Amazon Watch

$5,000 to support a delegation from the Ecuadorian Amazon to the Global Climate Action Summit (GCAS), which presented itself as an “organizing moment,” with Indigenous and frontline communities from around the world converging for marches, mass protests and actions, while also convening a broad series of events, both inside and outside, to highlight the significance of grassroots climate leadership in meaningful climate action and emphasize the need to halt new fossil fuel extraction and infrastructure from California to the Amazon.

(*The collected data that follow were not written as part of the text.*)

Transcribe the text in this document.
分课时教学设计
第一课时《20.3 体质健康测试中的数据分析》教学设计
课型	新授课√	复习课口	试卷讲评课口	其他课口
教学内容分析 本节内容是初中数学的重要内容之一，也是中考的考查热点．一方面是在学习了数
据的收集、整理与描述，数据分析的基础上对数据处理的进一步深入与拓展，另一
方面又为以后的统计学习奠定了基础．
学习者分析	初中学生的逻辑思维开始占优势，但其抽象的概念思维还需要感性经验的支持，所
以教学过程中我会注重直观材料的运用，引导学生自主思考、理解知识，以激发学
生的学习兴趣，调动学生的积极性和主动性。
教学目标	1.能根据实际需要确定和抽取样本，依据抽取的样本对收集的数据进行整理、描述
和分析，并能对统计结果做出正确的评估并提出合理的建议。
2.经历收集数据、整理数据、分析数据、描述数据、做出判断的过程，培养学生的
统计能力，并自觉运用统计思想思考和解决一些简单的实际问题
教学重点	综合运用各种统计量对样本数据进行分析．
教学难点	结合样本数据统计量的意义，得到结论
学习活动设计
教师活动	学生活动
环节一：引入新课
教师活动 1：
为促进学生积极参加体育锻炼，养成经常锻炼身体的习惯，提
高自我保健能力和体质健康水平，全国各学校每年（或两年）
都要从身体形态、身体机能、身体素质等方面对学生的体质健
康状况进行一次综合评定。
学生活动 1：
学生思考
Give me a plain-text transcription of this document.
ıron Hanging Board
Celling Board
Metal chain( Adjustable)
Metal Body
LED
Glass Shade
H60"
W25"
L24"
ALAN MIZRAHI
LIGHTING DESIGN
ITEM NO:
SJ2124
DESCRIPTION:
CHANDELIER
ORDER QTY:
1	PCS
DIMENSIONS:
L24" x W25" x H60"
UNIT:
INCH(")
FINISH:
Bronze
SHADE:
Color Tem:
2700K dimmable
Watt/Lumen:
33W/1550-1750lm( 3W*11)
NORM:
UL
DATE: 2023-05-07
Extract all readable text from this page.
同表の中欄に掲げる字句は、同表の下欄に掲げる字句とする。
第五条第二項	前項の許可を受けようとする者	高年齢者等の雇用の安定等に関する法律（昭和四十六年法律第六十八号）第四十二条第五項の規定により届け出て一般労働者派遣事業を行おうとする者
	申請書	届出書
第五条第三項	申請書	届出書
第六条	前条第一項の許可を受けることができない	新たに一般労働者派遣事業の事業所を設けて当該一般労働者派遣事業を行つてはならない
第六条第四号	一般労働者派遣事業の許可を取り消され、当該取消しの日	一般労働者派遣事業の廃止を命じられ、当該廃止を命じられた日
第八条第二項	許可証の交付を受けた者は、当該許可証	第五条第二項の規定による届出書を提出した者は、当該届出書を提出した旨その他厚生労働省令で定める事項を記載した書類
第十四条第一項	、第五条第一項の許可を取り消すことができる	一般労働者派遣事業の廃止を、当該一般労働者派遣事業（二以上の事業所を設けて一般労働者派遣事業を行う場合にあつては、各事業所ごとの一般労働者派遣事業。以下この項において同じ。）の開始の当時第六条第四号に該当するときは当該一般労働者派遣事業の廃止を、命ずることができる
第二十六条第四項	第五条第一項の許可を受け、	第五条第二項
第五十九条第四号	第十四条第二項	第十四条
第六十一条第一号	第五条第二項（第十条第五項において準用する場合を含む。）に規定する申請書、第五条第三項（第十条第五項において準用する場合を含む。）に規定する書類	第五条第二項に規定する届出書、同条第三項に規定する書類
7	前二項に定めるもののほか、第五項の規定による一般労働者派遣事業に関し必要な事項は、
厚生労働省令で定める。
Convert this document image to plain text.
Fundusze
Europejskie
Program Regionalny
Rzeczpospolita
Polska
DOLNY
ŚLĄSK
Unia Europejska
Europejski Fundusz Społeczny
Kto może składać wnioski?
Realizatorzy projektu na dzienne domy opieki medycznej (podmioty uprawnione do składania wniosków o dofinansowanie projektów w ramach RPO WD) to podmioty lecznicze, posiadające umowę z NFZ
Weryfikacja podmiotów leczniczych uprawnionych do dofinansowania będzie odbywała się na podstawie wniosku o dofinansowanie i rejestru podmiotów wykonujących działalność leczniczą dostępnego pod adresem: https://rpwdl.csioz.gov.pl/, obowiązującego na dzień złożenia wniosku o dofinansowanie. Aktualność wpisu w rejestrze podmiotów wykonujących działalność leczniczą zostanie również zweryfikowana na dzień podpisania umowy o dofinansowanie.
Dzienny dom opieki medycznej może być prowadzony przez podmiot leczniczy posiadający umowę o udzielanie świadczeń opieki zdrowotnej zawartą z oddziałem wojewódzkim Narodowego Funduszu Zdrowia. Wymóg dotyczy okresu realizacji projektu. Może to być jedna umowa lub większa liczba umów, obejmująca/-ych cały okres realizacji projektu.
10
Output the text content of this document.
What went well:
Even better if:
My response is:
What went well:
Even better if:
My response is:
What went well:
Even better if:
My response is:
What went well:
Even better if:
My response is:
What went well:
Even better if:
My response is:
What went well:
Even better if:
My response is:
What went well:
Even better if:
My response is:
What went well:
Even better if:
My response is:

Coordinadora de las Organizaciones Indigenas de la Cuenca Amazonica (COICA), Alianza Mesoamericana de Pueblos y Bosques (AMPB), Articulação dos Povos Indígenas do Brasil (APIB)

$5,000 to each organization to support delegations from North and South America to the Global Climate Action Summit (GCAS), which presented itself as an “organizing moment,” with Indigenous and frontline communities from around the world converging for marches, mass protests and actions, while also convening a broad series of events, both inside and outside, to highlight the significance of grassroots climate leadership in meaningful climate action and emphasize the need to halt new fossil fuel extraction and infrastructure from California to the Amazon.

Pueblo Originario Kichwa de Sarayaku

$5,000 to support the Kichwa Indigenous peoples of Sarayaku in the Ecuadorian Amazon launch event of their pioneering Kawsak Sacha, or ‘Living Forest’ proposal to create a new category for permanent protection of native land free of natural resource extraction and further support their ongoing efforts that to date have kept an estimated 100 million barrels of oil in the ground and protected a de-facto no-go-zone beneath 330,000 acres of standing primary, roadless rainforest.

Associação das Comunidades Montanha e Mangabal

$4,000 to support descendants of migrant rubber tappers, the river-dwellers of Montanha-Mangabal, along with Indigenous groups in the Tapajós region of the Brazilian Amazon (including Munduruku, Kaxuyana, Tiriyó, Xeréu, Wai Wai, Txikyana, and Apiaká peoples) holding an assembly regarding their collective territorial auto-demarcation processes and to discuss other shared priorities to protect their traditional territories.

Confederacion de Nacionalidades Indigenas de la Amazonia Ecuatoriana (CONFENIAE)

$2,500 to support an Amazonian Women’s Congress and March for International Women’s Day. These activities provided an opportunity to refine strategies for protection of Indigenous territories and to prioritize sustainable alternatives to meet local needs in alignment with the vision of Indigenous women leaders who are steadfast in their demands for no industrial extraction within their communities’ traditional territories.

Defensa y Conservación Ecológica de Intag (DECOIN)

$2,500 to support a mobilization to Ecuador’s capital city of Quito by communities impacted by large-scale mines. This mobilization sought to revoke illegally granted concessions with primary participation coming from the Intag area in the northwest of the country which is home to a biologically diverse and unique cloud forest ecosystem. Intag communities have stopped two previous attempts by multinational mining companies to develop a major open-pit copper mine and are currently fighting to do so again.

Pueblo Originario Kichwa de Sarayaku

$1,500 to support in coordination with Amazon Watch a delegation of Indigenous youth and leaders from the Kichwa territory of Sarayaku from the Ecuadorian Amazon to participate in the United Nations Framework Climate Change Convention (UNFCCC) Conference of the Parties 23rd convening (COP23) in Bonn, Germany to advocate for the protection of their ancestral territories and keeping oil in the ground in the Amazon.

Associação Sociocultural Yawanawa (ASCY)

$4,000 to support strengthening efforts to monitor and patrol traditional Yawanawa territory covering nearly 500,000 acres of largely intact rainforest in the Brazilian Amazon, including training new members to expand the patrol team that to date has successfully stopped logging and other industrial activities.

Fundación TIAM

$5,000 to support legal defense, advocacy, and organizing related to efforts to stop a planned copper mega-mine on the lands of the Shuar Indigenous people in the southern Ecuadorian Amazon that has been approved by the government without seeking the consent of – let alone properly consulting with – the Shuar, despite the fact that international and Ecuadorian law require such consultation.